GLSL version:
For maximum portability, provide shader code that works with oldest GLSL versions, and do not declare "#version". This means targeting ancient GLSL 1.10 version for desktop OpenGL (introduced in OpenGL 2.0) and targeting GLSL 1.00 for OpenGLES (introduced in OpenGLES 2.0). This means using "attribute", "varying" keywords, and querying the textures using "texture2D", "textureCube" and so on.
When compiling the shader on modern OpenGL or OpenGLES, we will add a modern #version statement to the shader, and define a few macros that make it use modern keywords (e.g. "attribute" will be replaced with "in" in vertex shader; "texture2D" call will be replaced with "texture"). The resulting shader will not use any deprecated features, so it should be fine for OpenGL "core" profile (without compatibility) too.
As of now, this means we bump the #version for the desktop OpenGL 3.1 core profile (if OpenGL >= 3.1) and we bump the #version for the mobile OpenGLES 3 (if OpenGLES >= 3.0).
Note: If you know you want to target only newer OpenGL(ES) versions, you can also specify #version in shader code explicitly. We will not add another #version then. It is your responsibility then to provide proper alternatives for desktop OpenGL and mobile OpenGLES, as they use similar but not exactly compatible GLSL versions.
For geometry shaders, you can assume GLSL >= 1.50 (OpenGL 3.2). We do not support geometry shaders with older versions.
Set InternalUpgradeGlslVersion to False
to test that shaders work also without it.

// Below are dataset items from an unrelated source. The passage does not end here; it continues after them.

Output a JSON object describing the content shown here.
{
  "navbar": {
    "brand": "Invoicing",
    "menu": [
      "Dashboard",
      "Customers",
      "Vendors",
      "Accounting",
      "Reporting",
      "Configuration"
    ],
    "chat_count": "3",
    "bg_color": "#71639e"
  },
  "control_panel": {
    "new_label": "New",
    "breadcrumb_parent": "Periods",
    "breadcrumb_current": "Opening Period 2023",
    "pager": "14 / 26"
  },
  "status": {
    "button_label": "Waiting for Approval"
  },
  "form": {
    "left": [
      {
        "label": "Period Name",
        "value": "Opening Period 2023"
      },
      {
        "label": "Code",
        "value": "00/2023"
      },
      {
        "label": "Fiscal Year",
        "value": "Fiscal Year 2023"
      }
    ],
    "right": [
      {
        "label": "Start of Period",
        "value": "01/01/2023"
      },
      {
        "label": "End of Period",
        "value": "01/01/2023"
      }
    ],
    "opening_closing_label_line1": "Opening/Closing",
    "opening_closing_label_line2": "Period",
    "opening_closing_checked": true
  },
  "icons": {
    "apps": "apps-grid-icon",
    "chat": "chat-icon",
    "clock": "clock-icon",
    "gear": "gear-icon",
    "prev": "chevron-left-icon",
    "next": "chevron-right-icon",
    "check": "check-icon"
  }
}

Upon creation, we check current OpenGL context abilities.
Currently 2 support levels are possible: no support at all (ancient OpenGL) or support built-in (newer OpenGL versions, >= 2.0). The support for shaders using ARB extensions has been removed at 2023-01, as practically no GPU had it and we didn't really test it.
Both cases are automatically handled inside, so usually you do not have to care about these details.